Depth at center has quietly become one of the most coveted commodities in the modern NHL, and the Winnipeg Jets may have a cost-effective answer already familiar to their locker room. 

The Jets are reportedly considering bringing back veteran pivot Jonathan Toews on a discounted deal, giving the 38-year-old another chapter in a story that has already defied expectations at every turn.

It made headlines across the hockey world last summer when Toews, a three-time Stanley Cup champion and the longtime face of the Chicago Blackhawks dynasty, returned to his hometown to sign with Winnipeg.

The hope was that his championship pedigree and two-way game could anchor the Jets down the middle. The results, while modest on the scoresheet, told a more nuanced story.

Toews finished the 2025-26 regular season with roughly 30 points, numbers reminiscent of his final years in Chicago and not the production of a top-six driver. But the story of his season was never really about the points. It was about durability, character, and an elite skill that does not age the way skating does.
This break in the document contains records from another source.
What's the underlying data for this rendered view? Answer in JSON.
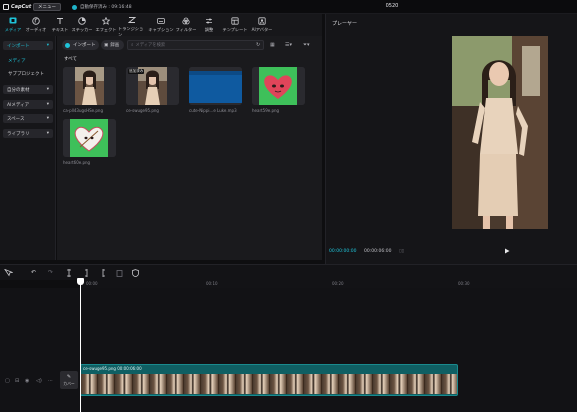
{
  "app": {
    "logo_text": "CapCut",
    "menu_label": "メニュー",
    "autosave_text": "自動保存済み : 09:16:48",
    "project_title": "0520"
  },
  "toolbar": {
    "tools": [
      {
        "label": "メディア",
        "icon": "media-icon",
        "active": true
      },
      {
        "label": "オーディオ",
        "icon": "audio-icon"
      },
      {
        "label": "テキスト",
        "icon": "text-icon"
      },
      {
        "label": "ステッカー",
        "icon": "sticker-icon"
      },
      {
        "label": "エフェクト",
        "icon": "effects-icon"
      },
      {
        "label": "トランジション",
        "icon": "transition-icon"
      },
      {
        "label": "キャプション",
        "icon": "caption-icon"
      },
      {
        "label": "フィルター",
        "icon": "filter-icon"
      },
      {
        "label": "調整",
        "icon": "adjust-icon"
      },
      {
        "label": "テンプレート",
        "icon": "template-icon"
      },
      {
        "label": "AIアバター",
        "icon": "ai-avatar-icon"
      }
    ]
  },
  "left_nav": {
    "import_label": "インポート",
    "media_label": "メディア",
    "subproject_label": "サブプロジェクト",
    "own_material_label": "自分の素材",
    "ai_media_label": "AIメディア",
    "spaces_label": "スペース",
    "library_label": "ライブラリ"
  },
  "media_toolbar": {
    "import_label": "インポート",
    "record_label": "録画",
    "search_placeholder": "メディアを検索",
    "all_label": "すべて"
  },
  "media_items": [
    {
      "name": "ca-pll43ugsHSe.png",
      "badge": "",
      "kind": "photo-girl"
    },
    {
      "name": "ce-swuge95.png",
      "badge": "追加済み",
      "kind": "photo-girl2"
    },
    {
      "name": "cute-Nippi...e Luke.mp3",
      "badge": "",
      "kind": "audio"
    },
    {
      "name": "heart59e.png",
      "badge": "",
      "kind": "heart"
    },
    {
      "name": "heart60e.png",
      "badge": "",
      "kind": "heart2"
    }
  ],
  "player": {
    "title": "プレーヤー",
    "time_current": "00:00:00:00",
    "time_total": "00:00:06:00"
  },
  "timeline": {
    "ruler_labels": [
      "00:00",
      "00:10",
      "00:20",
      "00:30"
    ],
    "clip_label": "ce-swuge95.png  00:00:06:00",
    "cover_label": "カバー"
  },
  "colors": {
    "accent": "#1fc3d8",
    "clip_bg": "#0f5f63",
    "heart_green": "#3ec05a",
    "heart_red": "#e0455a"
  }
}
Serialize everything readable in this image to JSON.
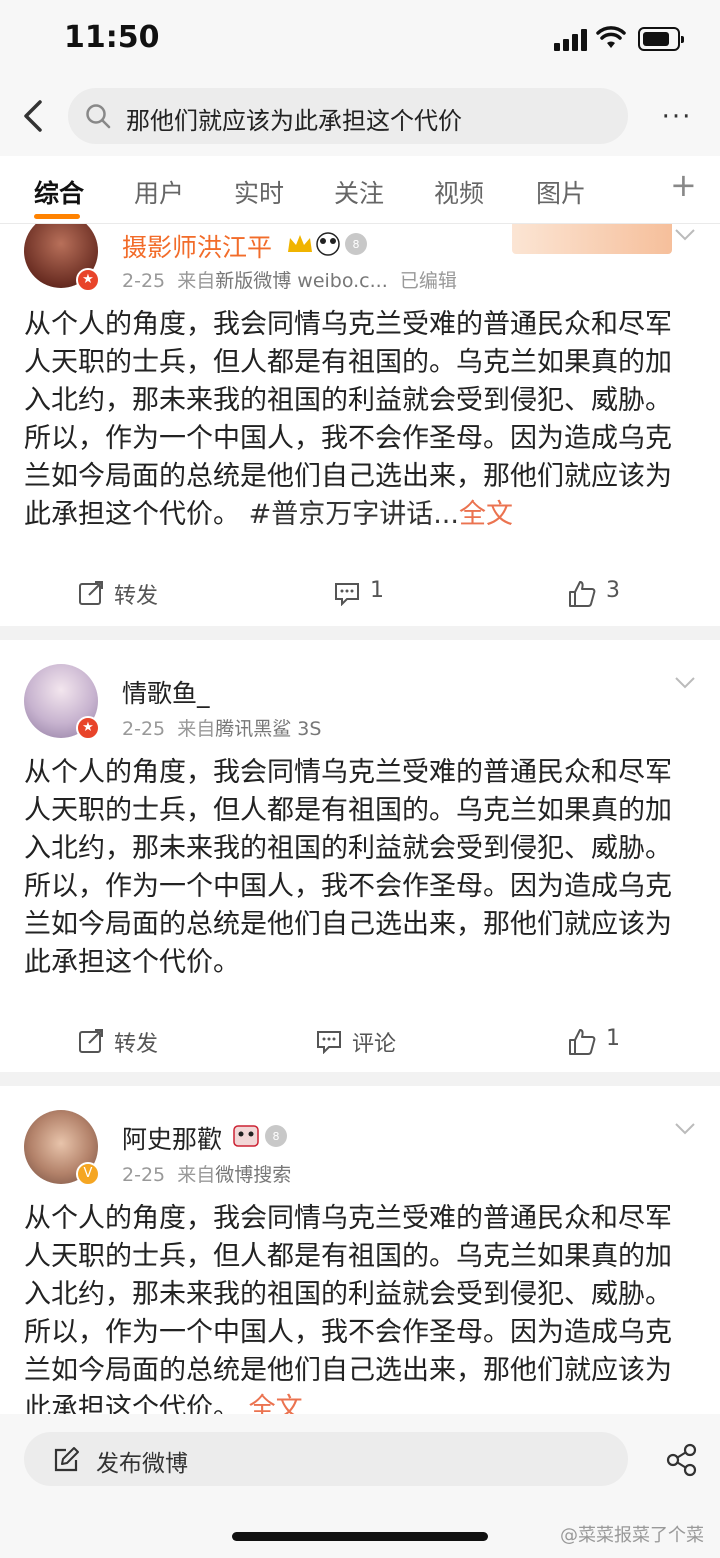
{
  "status": {
    "time": "11:50"
  },
  "search": {
    "query": "那他们就应该为此承担这个代价",
    "more": "···"
  },
  "tabs": [
    {
      "label": "综合"
    },
    {
      "label": "用户"
    },
    {
      "label": "实时"
    },
    {
      "label": "关注"
    },
    {
      "label": "视频"
    },
    {
      "label": "图片"
    }
  ],
  "tab_add": "+",
  "posts": [
    {
      "name": "摄影师洪江平",
      "date": "2-25",
      "source_prefix": "来自",
      "source": "新版微博 weibo.c...",
      "edited": "已编辑",
      "text": "从个人的角度，我会同情乌克兰受难的普通民众和尽军人天职的士兵，但人都是有祖国的。乌克兰如果真的加入北约，那未来我的祖国的利益就会受到侵犯、威胁。所以，作为一个中国人，我不会作圣母。因为造成乌克兰如今局面的总统是他们自己选出来，那他们就应该为此承担这个代价。",
      "hashtag": "#普京万字讲话...",
      "more": "全文",
      "repost": "转发",
      "comment": "1",
      "like": "3"
    },
    {
      "name": "情歌鱼_",
      "date": "2-25",
      "source_prefix": "来自",
      "source": "腾讯黑鲨 3S",
      "text": "从个人的角度，我会同情乌克兰受难的普通民众和尽军人天职的士兵，但人都是有祖国的。乌克兰如果真的加入北约，那未来我的祖国的利益就会受到侵犯、威胁。所以，作为一个中国人，我不会作圣母。因为造成乌克兰如今局面的总统是他们自己选出来，那他们就应该为此承担这个代价。",
      "repost": "转发",
      "comment": "评论",
      "like": "1"
    },
    {
      "name": "阿史那歡",
      "date": "2-25",
      "source_prefix": "来自",
      "source": "微博搜索",
      "text": "从个人的角度，我会同情乌克兰受难的普通民众和尽军人天职的士兵，但人都是有祖国的。乌克兰如果真的加入北约，那未来我的祖国的利益就会受到侵犯、威胁。所以，作为一个中国人，我不会作圣母。因为造成乌克兰如今局面的总统是他们自己选出来，那他们就应该为此承担这个代价。",
      "more": "全文"
    }
  ],
  "bottom": {
    "compose": "发布微博"
  },
  "watermark": "@菜菜报菜了个菜",
  "colors": {
    "accent": "#ff8200",
    "vip_name": "#f26c2a",
    "link": "#eb7350"
  }
}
In the faceoff circle, Toews was nothing short of dominant. He posted a league-leading 62.1 percent win rate among centers who took 800 or more draws, ranking him atop the entire NHL at the dot.
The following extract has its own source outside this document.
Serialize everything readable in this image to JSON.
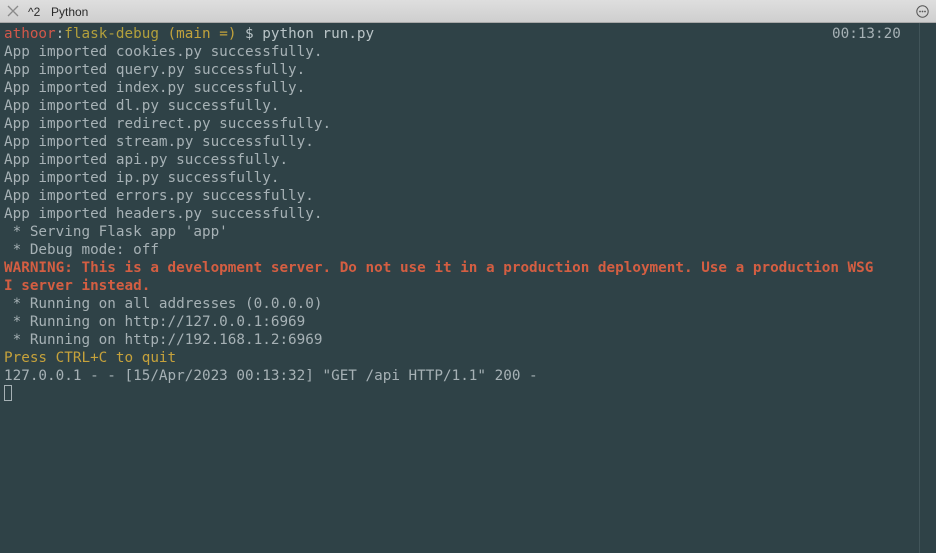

That kind of consistency, especially at his age and after his prolonged health battles, is extraordinarily rare and immediately valuable to any coaching staff building line combinations around possession and zone starts.

Beyond the numbers, Toews offered something harder to quantify with his presence. He embraced a depth role with the same professionalism that defined his years as a captain in Chicago, providing stability behind Winnipeg's top centers and modeling the kind of veteran comportment that younger players absorb over a long season.

Toews was also named one of three finalists for the Bill Masterton Memorial Trophy, the annual award honoring perseverance, sportsmanship, and dedication to the game. Few players in recent memory have embodied those qualities more visibly, having missed nearly two and a half seasons due to serious health complications before engineering one of the more quietly stunning comebacks the league has seen.

At 38, Toews is no longer the two-way force who could single-handedly anchor a line against opposing top units. But as a bottom-six forward capable of delivering 30 points, winning more than six in ten faceoffs, and steadying a dressing room through the grind of 82 games, the market for that profile at a reduced price point is extremely thin. The Jets would be hard-pressed to find a comparable option elsewhere, and they may not need to look far at all.